I stop messing with the wires, wanting to wait for my dad before I go any further and also not wanting to accidentally trigger some kind of spike trap under Sarah.
Sarah gently touches my arm. “So why aren’t you sleeping, Sam?”
Without realizing it, I find that I’m rubbing the scars on my wrists. “I had a lot of time to think when I was a prisoner,” I tell her.
“I know what you mean.”
Well, there’s another thing Sarah and I have in common. “I spent a lot of time thinking about John and the others. About how I could help them.”
“And?”
I open up my hands, showing Sarah what I came up with: a whole lot of nothing.
“Oh,” she says. “Well, there’s always the crossbow.”

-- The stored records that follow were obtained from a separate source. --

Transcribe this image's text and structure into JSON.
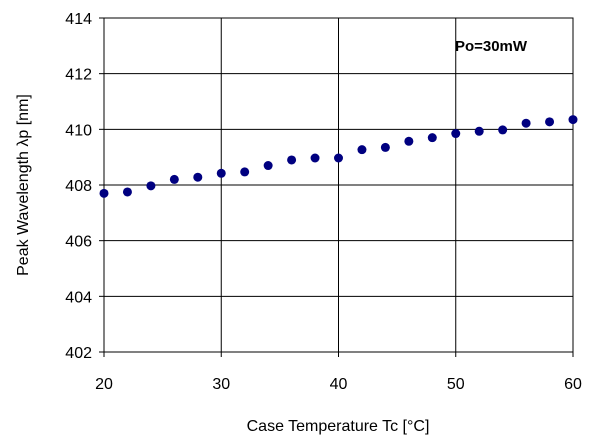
{
  "chart_data": {
    "type": "scatter",
    "title": "",
    "xlabel": "Case Temperature Tc [°C]",
    "ylabel": "Peak Wavelength λp [nm]",
    "xlim": [
      20,
      60
    ],
    "ylim": [
      402,
      414
    ],
    "xticks": [
      20,
      30,
      40,
      50,
      60
    ],
    "yticks": [
      402,
      404,
      406,
      408,
      410,
      412,
      414
    ],
    "grid": true,
    "annotation": "Po=30mW",
    "marker_color": "#000080",
    "series": [
      {
        "x": [
          20,
          22,
          24,
          26,
          28,
          30,
          32,
          34,
          36,
          38,
          40,
          42,
          44,
          46,
          48,
          50,
          52,
          54,
          56,
          58,
          60
        ],
        "y": [
          407.7,
          407.75,
          407.97,
          408.2,
          408.28,
          408.42,
          408.47,
          408.7,
          408.9,
          408.97,
          408.97,
          409.27,
          409.35,
          409.57,
          409.7,
          409.85,
          409.93,
          409.98,
          410.22,
          410.27,
          410.35
        ]
      }
    ]
  }
}
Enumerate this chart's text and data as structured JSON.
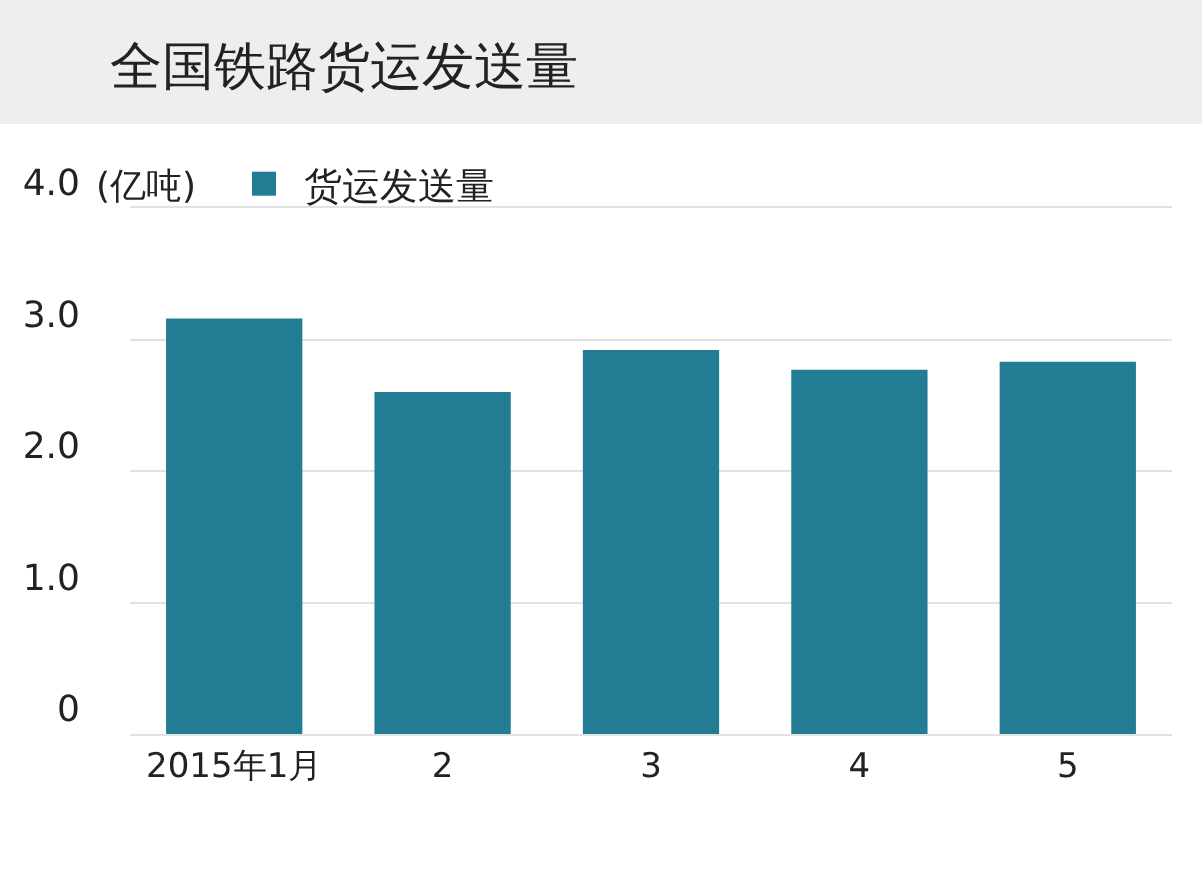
{
  "chart_data": {
    "type": "bar",
    "title": "全国铁路货运发送量",
    "ylabel": "(亿吨)",
    "categories": [
      "2015年1月",
      "2",
      "3",
      "4",
      "5"
    ],
    "series": [
      {
        "name": "货运发送量",
        "color": "#227c94",
        "values": [
          3.16,
          2.6,
          2.92,
          2.77,
          2.83
        ]
      }
    ],
    "ylim": [
      0,
      4
    ],
    "yticks": [
      0,
      {
        "value": 1,
        "label": "1.0"
      },
      {
        "value": 2,
        "label": "2.0"
      },
      {
        "value": 3,
        "label": "3.0"
      },
      {
        "value": 4,
        "label": "4.0"
      }
    ],
    "grid": "y",
    "legend": "top left"
  }
}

“I’m worried I won’t be able to help. Like sooner or later I’ll end up captured again, or worse, and that’ll just screw things up for the others. Then I hear a story like Eight told tonight and I wonder if maybe it wouldn’t have been better if John had left me in Paradise like Eight left those soldiers. Like maybe he’d be better off without having to worry about me.”
“Or me,” Sarah says, frowning.
“I didn’t mean that,” I say hurriedly.
“It’s okay,” Sarah says, touching my arm. “It’s okay because you’re wrong, Sam. John and the others do need us. And there are things we can do.”
I nod, wanting to believe her, but then I look down at the scars on my wrists and remember what Setrákus Ra told me in West Virginia. I fall silent. Sarah hops to her feet, holding her hand out.
“For starters,” she says, “we could go make some breakfast. They probably won’t make us honorary Loriens for it, but it’s a start.”
I force a smile and climb to my feet. Sarah doesn’t let go of my hand. She’s looking at the dark purple scars on my wrists.
“Whatever happened to you, Sam,” she says, holding my gaze, “it’s over now. You’re safe.”
Before I can respond, a piercing shriek erupts from one of the bedrooms.